Once an item has been withdrawn, OAI-PMH harvests of the date range in which the withdrawal occurred will find the 'deleted' record header. Harvests of a date range prior to the withdrawal will not find the record, despite the fact that the record did exist at that time.
As an example of this, consider an item that was created on 2002-05-02 and withdrawn on 2002-10-06. A request to harvest the month 2002-10 will yield the 'record deleted' header. However, a harvest of the month 2002-05 will not yield the original record.
Note that presently, the deletion of 'expunged' items is not exposed through OAI.
An OAI data provider can prevent any performance impact caused by harvesting by forcing a harvester to receive data in time-separated chunks. If the data provider receives a request for a lot of data, it can send part of the data with a resumption token. The harvester can then return later with the resumption token and continue.

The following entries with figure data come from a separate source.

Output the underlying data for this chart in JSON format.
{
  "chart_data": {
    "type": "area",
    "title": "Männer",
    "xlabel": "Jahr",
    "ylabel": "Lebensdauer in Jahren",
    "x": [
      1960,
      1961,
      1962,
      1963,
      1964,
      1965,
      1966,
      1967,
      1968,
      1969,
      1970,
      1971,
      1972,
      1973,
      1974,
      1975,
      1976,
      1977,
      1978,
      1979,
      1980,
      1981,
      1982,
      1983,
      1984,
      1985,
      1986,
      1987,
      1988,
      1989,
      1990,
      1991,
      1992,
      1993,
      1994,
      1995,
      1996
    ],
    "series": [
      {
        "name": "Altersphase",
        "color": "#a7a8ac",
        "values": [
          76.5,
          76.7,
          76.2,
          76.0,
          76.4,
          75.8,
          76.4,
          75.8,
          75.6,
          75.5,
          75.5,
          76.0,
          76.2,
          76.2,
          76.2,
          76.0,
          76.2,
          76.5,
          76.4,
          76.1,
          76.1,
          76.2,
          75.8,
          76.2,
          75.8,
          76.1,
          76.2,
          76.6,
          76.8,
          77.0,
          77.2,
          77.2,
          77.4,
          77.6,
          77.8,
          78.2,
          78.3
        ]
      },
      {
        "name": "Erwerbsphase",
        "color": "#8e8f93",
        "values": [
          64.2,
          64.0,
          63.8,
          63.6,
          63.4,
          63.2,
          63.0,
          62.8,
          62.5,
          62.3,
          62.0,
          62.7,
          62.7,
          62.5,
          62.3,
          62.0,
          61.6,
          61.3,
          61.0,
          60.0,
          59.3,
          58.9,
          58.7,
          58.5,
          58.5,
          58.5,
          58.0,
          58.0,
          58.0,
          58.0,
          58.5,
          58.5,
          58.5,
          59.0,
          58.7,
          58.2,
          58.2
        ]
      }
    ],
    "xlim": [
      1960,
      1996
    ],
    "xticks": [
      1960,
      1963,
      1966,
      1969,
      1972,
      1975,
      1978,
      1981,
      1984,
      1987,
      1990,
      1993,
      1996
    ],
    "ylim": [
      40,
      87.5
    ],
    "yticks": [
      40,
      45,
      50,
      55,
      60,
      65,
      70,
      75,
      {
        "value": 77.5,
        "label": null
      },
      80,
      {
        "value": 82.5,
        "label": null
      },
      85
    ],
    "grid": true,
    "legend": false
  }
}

DSpace supports resumption tokens for 'ListRecords' OAI-PMH requests. ListIdentifiers and ListSets requests do not produce a particularly high load on the system, so resumption tokens are not used for those requests.
Each OAI-PMH ListRecords request will return at most 100 records. This limit is set at the top of org.dspace.app.oai.DSpaceOAICatalog.java
(MAX_RECORDS
). A potential issue here is that if a harvest yields an exact multiple of MAX_RECORDS
, the last operation will result in a harvest with no records in it. It is unclear from the OAI-PMH specification if this is acceptable.
When a resumption token is issued, the optional completeListSize
and cursor
attributes are not included. OAICat sets the expirationDate
of the resumption token to one hour after it was issued, though in fact since DSpace resumption tokens contain all the information required to continue a request they do not actually expire.
Resumption tokens contain all the state information required to continue a request. The format is:
from/until/setSpec/offset
from
and until
are the ISO 8601 dates passed in as part of the original request, and setSpec
is also taken from the original request. offset
is the number of records that have already been sent to the harvester. For example:
2003-01-01//hdl_1721_1_1234/300
This means the harvest is 'from' 2003-01-01
, has no 'until' date, is for collection hdl:1721.1/1234, and 300 records have already been sent to the harvester. (Actually, if the original OAI-PMH request doesn't specify a 'from' or 'until, OAICat fills them out automatically to '0000-00-00T00:00:00Z' and '9999-12-31T23:59:59Z' respectively. This means DSpace resumption tokens will always have from and until dates in them.)